Location
- College Walk Craigavon, County Armagh, BT66 6JW Northern Ireland
- Coordinates: 54°28′19″N 6°20′53″W﻿ / ﻿54.47194°N 6.34806°W

Information
- Type: Selective Grammar school
- Motto: Meliora Sequor (To Follow Better Things)
- Religious affiliation: non-denominational
- Established: 1873
- Founder: Samuel Watts
- Headmaster: Kyle McCallan
- Staff: 45
- Gender: Co-educational
- Age: 14 to 19 Boulger; Cowan; Harper; Kirkpatrick;
- Enrolment: 487
- Colours: Navy, red, white
- Board of Governors: 16 members
- School Board: Southern Education and Library Board
- Website: www.lurgancollege.co.uk

= Lurgan College =

Lurgan College is a selective, non-denominational, co-educational 14-19 Grammar School, situated in the town of Lurgan, County Armagh, Northern Ireland.

==History==
In lieu of the establishment of Lurgan Model primary school in 1863, the town of Lurgan required a secondary education school which met the educational needs of the growing industrial town. The owner of a local brewery, Samuel Watts, set out plans for an endowment fund in his will for the formation of a middle class, secondary school which provided education to boys in Agriculture, Classics and English. After Watts’s death in February 1850, a Trustee Committee was formed to ensure the £9000 in Watts’s will would contribute towards creating a new school. However, it was not until December 1872 that the Trustee Committee had gathered enough funds to commence construction of the school.

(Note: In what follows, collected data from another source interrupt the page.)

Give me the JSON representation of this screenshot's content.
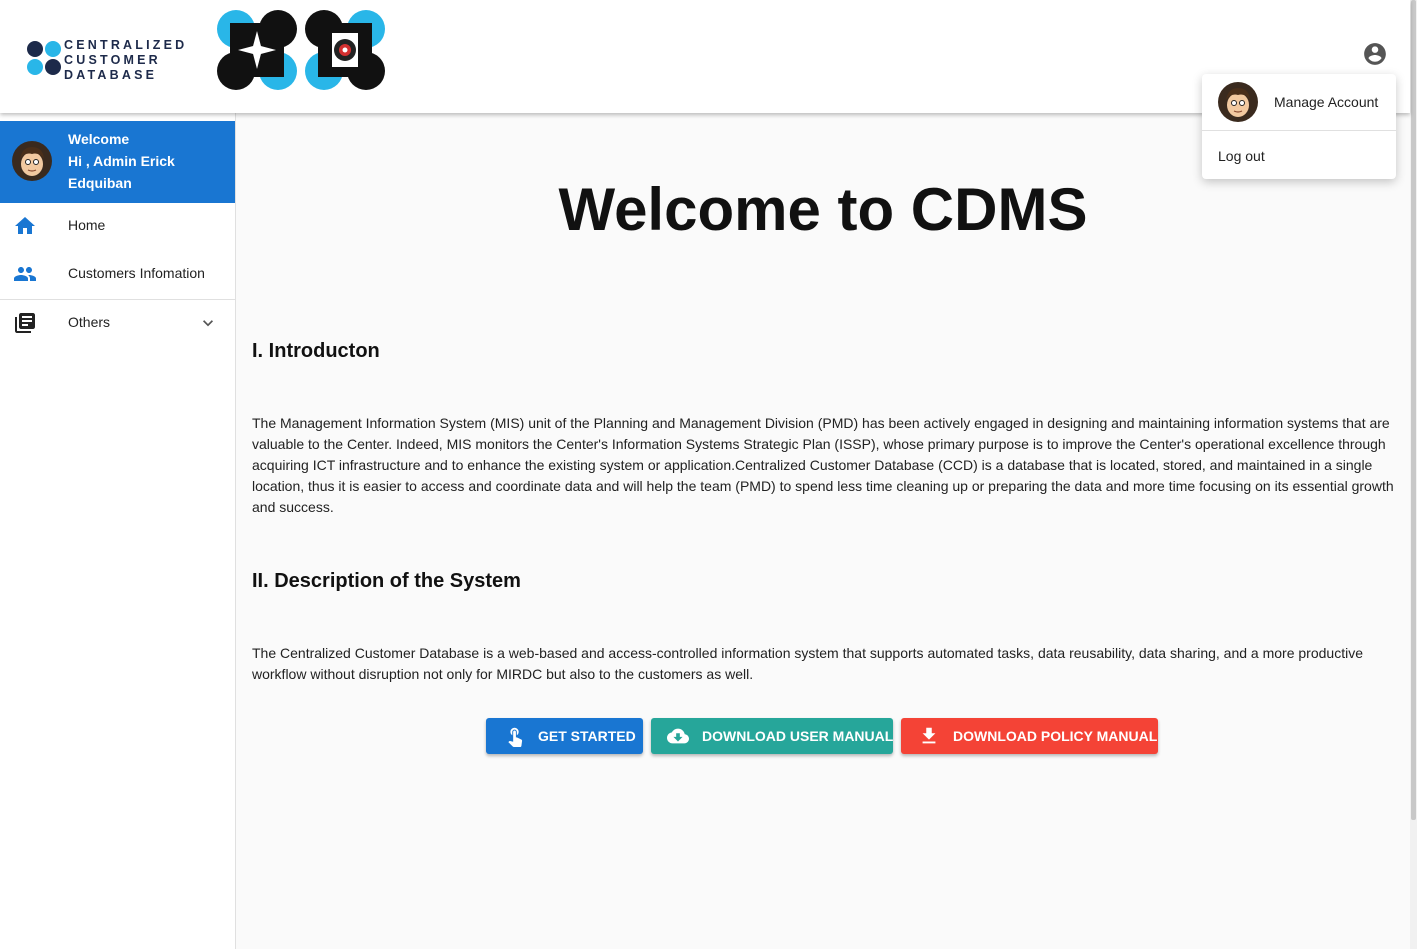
{
  "header": {
    "brand_lines": [
      "CENTRALIZED",
      "CUSTOMER",
      "DATABASE"
    ],
    "brand_icon": "ccd-logo-icon",
    "seal_icon": "agency-seal-icon",
    "account_icon": "account-circle-icon"
  },
  "account_menu": {
    "manage_label": "Manage Account",
    "logout_label": "Log out"
  },
  "sidebar": {
    "welcome": "Welcome",
    "greeting": "Hi , Admin Erick Edquiban",
    "items": [
      {
        "label": "Home",
        "icon": "home-icon"
      },
      {
        "label": "Customers Infomation",
        "icon": "people-icon"
      },
      {
        "label": "Others",
        "icon": "library-books-icon"
      }
    ]
  },
  "main": {
    "title": "Welcome to CDMS",
    "intro_heading": "I. Introducton",
    "intro_text": "The Management Information System (MIS) unit of the Planning and Management Division (PMD) has been actively engaged in designing and maintaining information systems that are valuable to the Center. Indeed, MIS monitors the Center's Information Systems Strategic Plan (ISSP), whose primary purpose is to improve the Center's operational excellence through acquiring ICT infrastructure and to enhance the existing system or application.Centralized Customer Database (CCD) is a database that is located, stored, and maintained in a single location, thus it is easier to access and coordinate data and will help the team (PMD) to spend less time cleaning up or preparing the data and more time focusing on its essential growth and success.",
    "desc_heading": "II. Description of the System",
    "desc_text": "The Centralized Customer Database is a web-based and access-controlled information system that supports automated tasks, data reusability, data sharing, and a more productive workflow without disruption not only for MIRDC but also to the customers as well.",
    "buttons": {
      "get_started": "GET STARTED",
      "user_manual": "DOWNLOAD USER MANUAL",
      "policy_manual": "DOWNLOAD POLICY MANUAL"
    }
  },
  "colors": {
    "primary": "#1976d2",
    "teal": "#26a69a",
    "red": "#f44336"
  }
}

The school was established at a residence on Market Hill, Lurgan in March 1873. The first headmaster was E. V. Boulger of Dublin. The construction of the school buildings in the township of Brownlowsderry was completed in August 1873 and the school accepted its first cohort of students in October of the same year.

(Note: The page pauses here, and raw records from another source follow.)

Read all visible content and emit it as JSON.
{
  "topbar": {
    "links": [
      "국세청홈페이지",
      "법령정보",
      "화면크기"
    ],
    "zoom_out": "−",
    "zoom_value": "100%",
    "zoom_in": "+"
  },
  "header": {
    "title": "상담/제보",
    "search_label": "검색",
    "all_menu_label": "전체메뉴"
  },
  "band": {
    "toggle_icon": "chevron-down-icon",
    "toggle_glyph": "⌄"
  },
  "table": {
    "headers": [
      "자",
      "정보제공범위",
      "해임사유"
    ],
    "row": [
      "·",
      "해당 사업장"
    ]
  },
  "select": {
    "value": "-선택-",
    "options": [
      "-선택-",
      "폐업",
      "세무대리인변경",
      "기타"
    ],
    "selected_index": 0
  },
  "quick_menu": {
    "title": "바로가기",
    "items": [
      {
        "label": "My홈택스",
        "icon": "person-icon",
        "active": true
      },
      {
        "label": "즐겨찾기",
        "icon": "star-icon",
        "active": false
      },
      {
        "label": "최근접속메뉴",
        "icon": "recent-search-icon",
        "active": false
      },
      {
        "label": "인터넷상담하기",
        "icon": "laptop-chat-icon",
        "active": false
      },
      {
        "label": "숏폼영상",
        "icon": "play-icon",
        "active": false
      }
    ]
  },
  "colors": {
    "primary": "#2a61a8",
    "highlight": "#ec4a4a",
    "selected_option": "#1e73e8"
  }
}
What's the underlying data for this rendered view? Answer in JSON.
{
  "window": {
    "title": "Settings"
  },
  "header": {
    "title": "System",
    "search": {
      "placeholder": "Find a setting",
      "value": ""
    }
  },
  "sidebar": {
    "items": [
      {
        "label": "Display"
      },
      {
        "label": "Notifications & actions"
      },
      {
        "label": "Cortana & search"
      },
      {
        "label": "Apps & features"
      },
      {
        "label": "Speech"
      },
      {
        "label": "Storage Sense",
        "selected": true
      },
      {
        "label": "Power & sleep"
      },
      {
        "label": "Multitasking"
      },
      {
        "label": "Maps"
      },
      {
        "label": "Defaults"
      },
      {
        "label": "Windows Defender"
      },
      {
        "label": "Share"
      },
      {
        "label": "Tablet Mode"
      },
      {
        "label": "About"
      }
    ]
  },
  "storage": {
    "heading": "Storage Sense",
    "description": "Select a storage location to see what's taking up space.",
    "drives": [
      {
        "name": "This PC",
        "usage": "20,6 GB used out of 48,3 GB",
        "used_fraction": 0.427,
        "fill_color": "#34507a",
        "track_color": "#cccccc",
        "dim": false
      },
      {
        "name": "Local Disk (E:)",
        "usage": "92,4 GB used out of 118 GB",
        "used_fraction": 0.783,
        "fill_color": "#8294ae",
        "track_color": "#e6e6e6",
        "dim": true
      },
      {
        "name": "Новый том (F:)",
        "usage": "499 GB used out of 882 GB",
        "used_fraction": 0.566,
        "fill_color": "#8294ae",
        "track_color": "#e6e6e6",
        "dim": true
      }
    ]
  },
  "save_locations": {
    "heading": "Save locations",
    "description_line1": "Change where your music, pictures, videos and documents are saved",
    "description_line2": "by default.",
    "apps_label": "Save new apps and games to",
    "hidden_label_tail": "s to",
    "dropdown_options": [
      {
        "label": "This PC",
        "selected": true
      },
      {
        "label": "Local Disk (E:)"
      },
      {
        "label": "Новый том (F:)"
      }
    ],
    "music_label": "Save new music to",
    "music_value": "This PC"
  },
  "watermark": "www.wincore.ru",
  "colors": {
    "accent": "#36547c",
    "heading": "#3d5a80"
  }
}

Boulger was a Classical scholar and uncomfortable among small boys, and left in 1875, to be replaced by William T. Kirkpatrick of the Royal Belfast Academical Institution. Kirkpatrick oversaw the student population grow numerically and was responsible for the growth in academics at the college. Kirkpatrick retired in 1899 and James Cowan of Manchester Grammar School assumed principality of the college. Cowan was responsible for the introduction of Science education in the college in 1905 and the further integration of female student admission in 1918. Cowan retired in 1922 having failed to rectify the school's dwindling numbers with under 30 pupils enrolled when he retired.

In 1968, it became 'a selective, non-denominational, co-educational 14-19 Grammar School, offering a predominantly academic education up to Advanced Level in a wide range of subjects.'

==Present Day==
The school continues to rank within the top 20 Northern Irish secondary level schools in the Sunday Times Parent Power Survey.

The school has received the necessary funding to proceed with plans to erect a new building, replacing all of the current accommodation except for the listed 1873 portion. Work was to commence in March 2009, but this still has not happened due to departmental cuts.

==Notable former pupils==

- Jocelyn Bell Burnell, (born as Susan Jocelyn Bell, 15 July 1943) astrophysicist, attended Lurgan College Preparatory Department from 1948 to 1956 and returned to Lurgan College in 2007 while filming the BBC bio-doc 'Northern Star' and then again later that same year as the guest of honour at the school's speech day and prize-giving ceremony.
- Robert Wilkinson "Paddy" Turkington (1920-1945), World War Two Royal Air Force flying ace, attended the school from 1933 to 1939.

==Headmasters==
- Mr. E. M. Boulger (1873-1875)
- Mr. W. T. Kirkpatrick (1875-1899)
- Mr. J. Cowan (1899-1922)
- Mr. V. M. Harper (1922-1952)
- Mr. J. Trewsdale (1952-1978)
- Mr. N. Eccles, MBE (1978-1988)
- Mr. W. D. Johnston (1988-2005)
- Mr. T. Robinson, OBE (2005-2022)
- Mr. K. McCallan, MBE (2022-present)

==Sports==

===Girls' hockey===
The 1st XI girls hockey team have had notable success in the past number of years. In 2003 they won the Ulster Girls Senior Schools Cup and went on to win the Kate Russell All Irelands in 2003. They repeated this success three times more in 2011, 2013 and 2014. They have been in the final of the Ulster Girls Senior Schools Cup in 2010, 2011, 2012, 2013 and 2014.

The 2nd XI have also had great success. They reached the final of the McDowell Cup in 2012 and won this trophy in 2013.